No habeas corpus coletivo, a DP do Espírito Santo sustentou que, diante do cenário de pandemia da Covid-19, deveria ser superada a Súmula 691 do Supremo Tribunal Federal e, nos termos da Recomendação 62/2020 do CNJ, determinada a soltura imediata de todos os presos do Estado que tiveram o deferimento da liberdade provisória condicionado ao pagamento de fiança.
O ministro Sebastião Reis Júnior votou pela concessão do habeas corpus por reconhecer a plausibilidade jurídica das alegações e a flagrante ilegalidade da situação desses presos. “O risco de contágio pela pandemia do coronavírus (Covid-19) é semelhante em todo o país, assim como o é o quadro de superlotação e de insalubridade dos presídios brasileiros, razão pela qual os efeitos desta decisão devem ser estendidos a todo o território nacional”, afirmou.
Sebastião Reis Júnior lembrou que a recomendação do CNJ teve por objetivo fazer com que tribunais e magistrados adotassem medidas preventivas contra o coronavírus no âmbito dos sistemas de justiça penal e socioeducativo. Segundo o ministro, estudos mostraram que as pessoas que vivem em aglomerações, como nos presídios, são mais sujeitas a contrair a doença, mesmo se proporcionados equipamentos e insumos de proteção individual.
O relator destacou ainda que tanto a Organização das Nações Unidas (ONU) quanto a Comissão Interamericana de Direitos Humanos (CIDH) recomendaram a adoção de medidas alternativas ao cárcere para mitigar os riscos elevados de propagação da doença no ambiente das prisões.

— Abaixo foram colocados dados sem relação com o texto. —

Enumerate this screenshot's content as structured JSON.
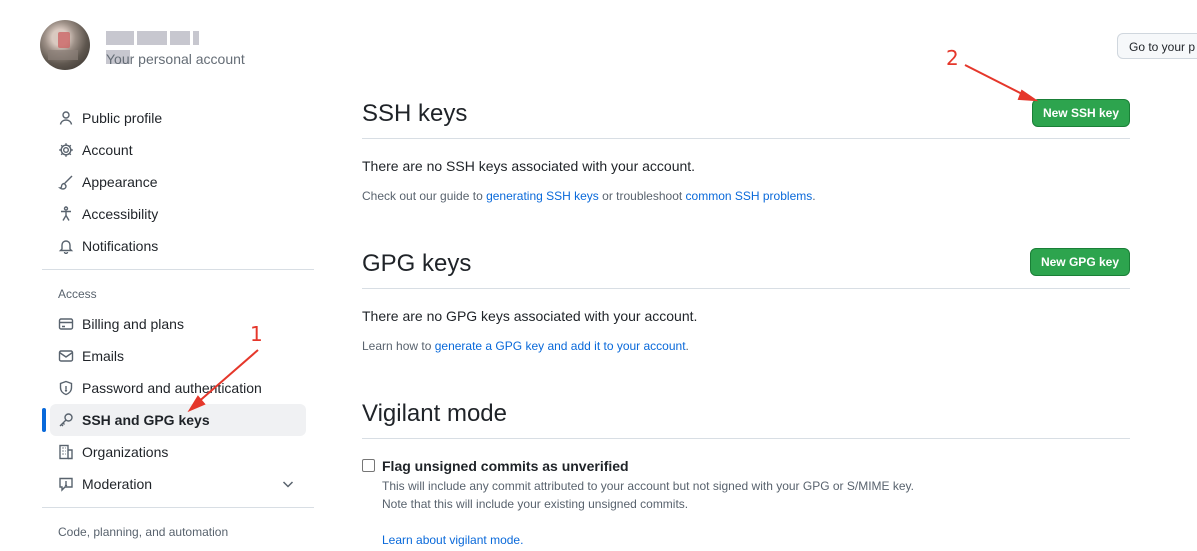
{
  "header": {
    "account_subtitle": "Your personal account",
    "goto_button": "Go to your p"
  },
  "sidebar": {
    "items_top": [
      {
        "label": "Public profile",
        "icon": "person-icon"
      },
      {
        "label": "Account",
        "icon": "gear-icon"
      },
      {
        "label": "Appearance",
        "icon": "paintbrush-icon"
      },
      {
        "label": "Accessibility",
        "icon": "accessibility-icon"
      },
      {
        "label": "Notifications",
        "icon": "bell-icon"
      }
    ],
    "access_label": "Access",
    "items_access": [
      {
        "label": "Billing and plans",
        "icon": "credit-card-icon"
      },
      {
        "label": "Emails",
        "icon": "mail-icon"
      },
      {
        "label": "Password and authentication",
        "icon": "shield-lock-icon"
      },
      {
        "label": "SSH and GPG keys",
        "icon": "key-icon",
        "active": true
      },
      {
        "label": "Organizations",
        "icon": "organization-icon"
      },
      {
        "label": "Moderation",
        "icon": "report-icon"
      }
    ],
    "code_label": "Code, planning, and automation"
  },
  "ssh": {
    "title": "SSH keys",
    "button": "New SSH key",
    "empty": "There are no SSH keys associated with your account.",
    "guide_prefix": "Check out our guide to ",
    "guide_link1": "generating SSH keys",
    "guide_mid": " or troubleshoot ",
    "guide_link2": "common SSH problems",
    "guide_suffix": "."
  },
  "gpg": {
    "title": "GPG keys",
    "button": "New GPG key",
    "empty": "There are no GPG keys associated with your account.",
    "learn_prefix": "Learn how to ",
    "learn_link": "generate a GPG key and add it to your account",
    "learn_suffix": "."
  },
  "vigilant": {
    "title": "Vigilant mode",
    "checkbox_label": "Flag unsigned commits as unverified",
    "note1": "This will include any commit attributed to your account but not signed with your GPG or S/MIME key.",
    "note2": "Note that this will include your existing unsigned commits.",
    "learn_link": "Learn about vigilant mode."
  },
  "annotations": {
    "step1": "1",
    "step2": "2",
    "color": "#e5372b"
  },
  "colors": {
    "accent": "#0969da",
    "primary_button": "#2da44e"
  }
}
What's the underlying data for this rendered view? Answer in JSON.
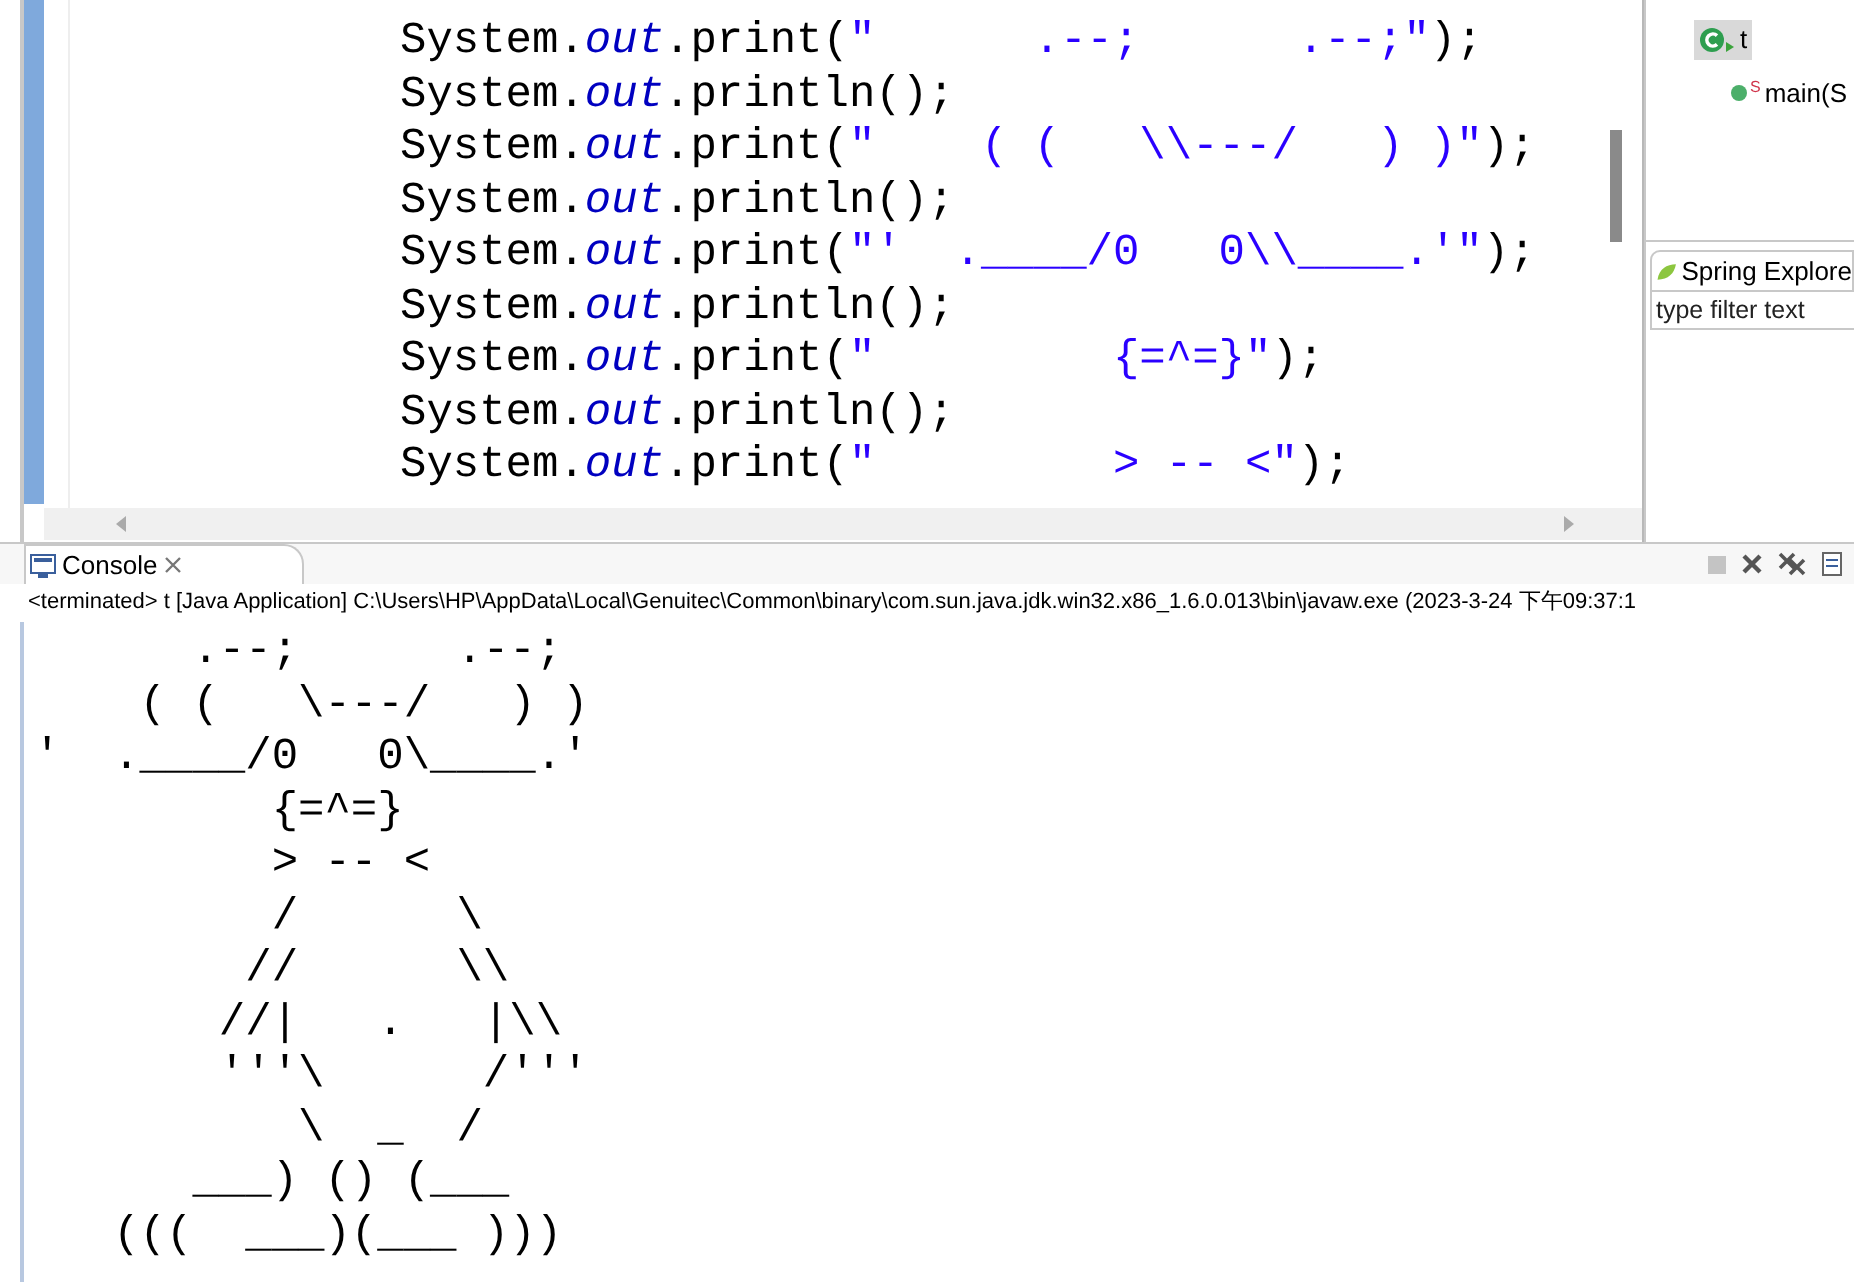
{
  "editor": {
    "lines": [
      {
        "kind": "print",
        "receiver": "System.",
        "field": "out",
        "method": ".print(",
        "literal": "\"      .--;      .--;\"",
        "end": ");"
      },
      {
        "kind": "println",
        "receiver": "System.",
        "field": "out",
        "method": ".println();"
      },
      {
        "kind": "print",
        "receiver": "System.",
        "field": "out",
        "method": ".print(",
        "literal": "\"    ( (   \\\\---/   ) )\"",
        "end": ");"
      },
      {
        "kind": "println",
        "receiver": "System.",
        "field": "out",
        "method": ".println();"
      },
      {
        "kind": "print",
        "receiver": "System.",
        "field": "out",
        "method": ".print(",
        "literal": "\"'  .____/0   0\\\\____.'\"",
        "end": ");"
      },
      {
        "kind": "println",
        "receiver": "System.",
        "field": "out",
        "method": ".println();"
      },
      {
        "kind": "print",
        "receiver": "System.",
        "field": "out",
        "method": ".print(",
        "literal": "\"         {=^=}\"",
        "end": ");"
      },
      {
        "kind": "println",
        "receiver": "System.",
        "field": "out",
        "method": ".println();"
      },
      {
        "kind": "print",
        "receiver": "System.",
        "field": "out",
        "method": ".print(",
        "literal": "\"         > -- <\"",
        "end": ");"
      }
    ]
  },
  "outline": {
    "items": [
      {
        "label": "t",
        "kind": "class",
        "selected": true,
        "children": [
          {
            "label": "main(S",
            "kind": "method",
            "static_mark": "S",
            "selected": false
          }
        ]
      }
    ]
  },
  "spring_explorer": {
    "tab": "Spring Explore",
    "filter": {
      "placeholder": "type filter text"
    }
  },
  "console": {
    "tab": "Console",
    "status": "<terminated> t [Java Application] C:\\Users\\HP\\AppData\\Local\\Genuitec\\Common\\binary\\com.sun.java.jdk.win32.x86_1.6.0.013\\bin\\javaw.exe (2023-3-24 下午09:37:1",
    "output": [
      "      .--;      .--;",
      "    ( (   \\---/   ) )",
      "'  .____/0   0\\____.'",
      "         {=^=}",
      "         > -- <",
      "         /      \\",
      "        //      \\\\",
      "       //|   .   |\\\\",
      "       '''\\      /'''",
      "          \\  _  /",
      "      ___) () (___",
      "   (((  ___)(___ )))"
    ]
  }
}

Além disso, ele mencionou o entendimento do STF de que o sistema prisional brasileiro vive um estado de coisas inconstitucional (ADPF 347), para concluir que é necessário “dar imediato cumprimento às recomendações apresentadas no âmbito nacional e internacional, que preconizam a máxima excepcionalidade das novas ordens de prisão preventiva, inclusive com a fixação de medidas alternativas à prisão, como medida de contenção da pandemia mundialmente causada pelo coronavírus”.
O ministro afirma ainda que, nos casos individuais apresentados pela Defensoria Pública do Espírito Santo, a necessidade da prisão preventiva já foi afastada pelo juiz de primeiro grau, pois não estavam presentes os requisitos imprescindíveis para sua decretação. O relator observou que, nesses casos, o juiz deliberou pela substituição do aprisionamento cautelar por medidas alternativas, mas optou mesmo assim por condicionar a liberdade ao pagamento de fiança. “Nos termos em que preconiza o Conselho Nacional de Justiça em sua resolução, não se mostra proporcional a manutenção dos investigados na prisão, tão somente em razão do não pagamento da fiança, visto que os casos – notoriamente de menor gravidade – não revelam a excepcionalidade imprescindível para o decreto preventivo”, afirmou.